…As Ticket Touts Dare Soludo …. Police Set to Enforce Soludo’s Ban
It was a narrow escape for Fides reporter, Alexander Johnson Adejoh, Thursday, when some ticket touts at the popular Unizik Junction, Awka, nearly descended on him for taking their picture while they were collecting money from keke drivers in defiance of the order by Gov Chukwuma Soludo, banning them from operating, Alexander Johnson Adejoh reports.
Governor Soludo had during his inauguration, March 17, directed that commercial vehicle operators, including tricycle and motorcycle drivers, should no longer pay cash to touts operating in the name of revenue generation across the state.
Gov Soludo had said that an acceptable system of revenue collection would be put in place to ensure that people were not unduly taxed. The governor’s decision was hinged on the practice in most towns in the state, where touts are known to print illegal tickets which they use to collect money from drivers.
But days after the order, a keke driver was reportedly beaten by the same touts after he refused to pay money to them for a ticket, reminding them that an order from the state government had been given against that.
It was said that the touts, numbering about three, had accosted the Keke driver at the park close to Unizik Junction and demande the normal N200 fee before commencing the daily business.
The driver however told them that he heard the new governor warning people not to pay cash to anybody henceforth, a statement that infuriated the touts.
The tricycle operator was said to have told them to go and look for something else to be doing, as touting had expired in Anambra State, unless they were the only people who had not heard that Soludo had banned touting in the state.
But the touts insisted on collecting the money and told him they were not ready for jokes. In fact, one of them also told the Keke operator to call Soludo and tell him that they demanded the money.
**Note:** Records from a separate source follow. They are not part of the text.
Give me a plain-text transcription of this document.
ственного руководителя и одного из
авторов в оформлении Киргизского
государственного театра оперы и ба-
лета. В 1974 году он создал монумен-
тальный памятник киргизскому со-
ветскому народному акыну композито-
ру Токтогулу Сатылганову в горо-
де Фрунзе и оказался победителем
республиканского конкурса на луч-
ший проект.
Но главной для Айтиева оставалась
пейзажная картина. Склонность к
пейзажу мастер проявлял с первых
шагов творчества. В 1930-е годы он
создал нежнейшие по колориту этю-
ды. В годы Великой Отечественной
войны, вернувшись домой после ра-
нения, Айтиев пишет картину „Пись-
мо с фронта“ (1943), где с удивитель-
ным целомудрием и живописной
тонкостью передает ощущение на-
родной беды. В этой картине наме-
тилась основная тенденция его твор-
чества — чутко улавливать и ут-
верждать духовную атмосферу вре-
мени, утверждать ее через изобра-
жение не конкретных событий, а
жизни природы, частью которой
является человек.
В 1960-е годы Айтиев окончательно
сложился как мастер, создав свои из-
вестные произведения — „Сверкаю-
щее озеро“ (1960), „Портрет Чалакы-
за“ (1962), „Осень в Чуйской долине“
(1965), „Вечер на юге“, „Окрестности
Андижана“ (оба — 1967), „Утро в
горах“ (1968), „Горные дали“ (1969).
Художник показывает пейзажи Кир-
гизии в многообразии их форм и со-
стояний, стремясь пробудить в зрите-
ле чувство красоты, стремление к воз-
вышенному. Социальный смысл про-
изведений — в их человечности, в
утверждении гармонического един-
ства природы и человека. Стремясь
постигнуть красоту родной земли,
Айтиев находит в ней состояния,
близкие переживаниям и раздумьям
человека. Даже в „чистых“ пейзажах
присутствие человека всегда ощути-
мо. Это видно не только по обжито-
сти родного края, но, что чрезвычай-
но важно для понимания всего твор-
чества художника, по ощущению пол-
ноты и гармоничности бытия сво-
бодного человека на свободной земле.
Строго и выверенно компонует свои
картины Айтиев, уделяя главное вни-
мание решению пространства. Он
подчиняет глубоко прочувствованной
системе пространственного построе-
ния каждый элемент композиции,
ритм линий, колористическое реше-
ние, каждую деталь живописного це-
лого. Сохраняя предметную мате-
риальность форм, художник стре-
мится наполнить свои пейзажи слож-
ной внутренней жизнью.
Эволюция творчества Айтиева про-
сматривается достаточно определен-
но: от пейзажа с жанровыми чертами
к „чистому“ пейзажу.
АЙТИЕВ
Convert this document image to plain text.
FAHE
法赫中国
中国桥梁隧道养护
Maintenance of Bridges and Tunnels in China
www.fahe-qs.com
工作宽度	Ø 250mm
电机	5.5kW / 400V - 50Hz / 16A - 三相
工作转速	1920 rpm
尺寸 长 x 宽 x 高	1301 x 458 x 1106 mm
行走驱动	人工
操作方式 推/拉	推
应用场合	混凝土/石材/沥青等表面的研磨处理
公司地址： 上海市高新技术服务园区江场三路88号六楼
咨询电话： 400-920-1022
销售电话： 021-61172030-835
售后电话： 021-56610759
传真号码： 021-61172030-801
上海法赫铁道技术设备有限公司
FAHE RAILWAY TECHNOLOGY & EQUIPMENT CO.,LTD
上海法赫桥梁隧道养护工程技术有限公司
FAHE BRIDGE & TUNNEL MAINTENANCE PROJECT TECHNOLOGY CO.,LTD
They also told him that Soludo had just come and did not know how the system operated.
But on Thursday when Fides reporter, Adejoh, went to monitor compliance to the order, he still discovered that the touts were doing their old business and managed to take pictures of them collecting the money when he was spotted by one of them who harshly demanded what he was doing.
The reporter denied doing anything and as the tout menacingly moved towards him and about alerting his gang, the reporter quickly jumped into a vehicle and escaped from their grip.
Following the Anambra State Government’s order banning the activities of touts, popularly known as Agberos, hiding under the umbrella of revenue collectors, Rev Fr Obinna Dike, Fides Deputy Director I, has called on all stakeholders to work towards the actualization of the governor’s directive.
Fr Dike stressed the urgent need for major stakeholders like the police, bus/keke union, and community leaders, to comply with the order, while urging government to find ways to engage the so-called touts with gainful employment.
Speaking to Fides, meanwhile, some of the keke drivers who commended Prof Soludo for his initiative, urged law enforcing agencies to ensure full compliance to the order.
‘It is a welcome development but most of these touts are not willing to surrender as this seems to be their only source of livelihood. I however encourage the Anambra State Government to employ some of the touts who are willing to learn other crafts,’ Mr Uche Obi, a tricycle operator said.
Another keke driver who pleaded anonymity out of fear, said he would continue to pay the touts any amount of money requested of him, as he would rather not lose his life, adding that most of those touts carried deadly weapons.
However, Echeng Echeng, the Commissioner of Police in Anambra State, has ordered police operatives in the state to strictly enforce the state government’s ban on touting and illegal revenue collection.
The police boss, in a statement on Sunday, March 20, charged officers to ensure full compliance to the order, especially at motor parks.
Fides learnt that the CP also warned those engaged in other unlawful acts to desist forthwith, noting that the police and other security agencies had been deployed around the state to arrest anyone caught flouting the order.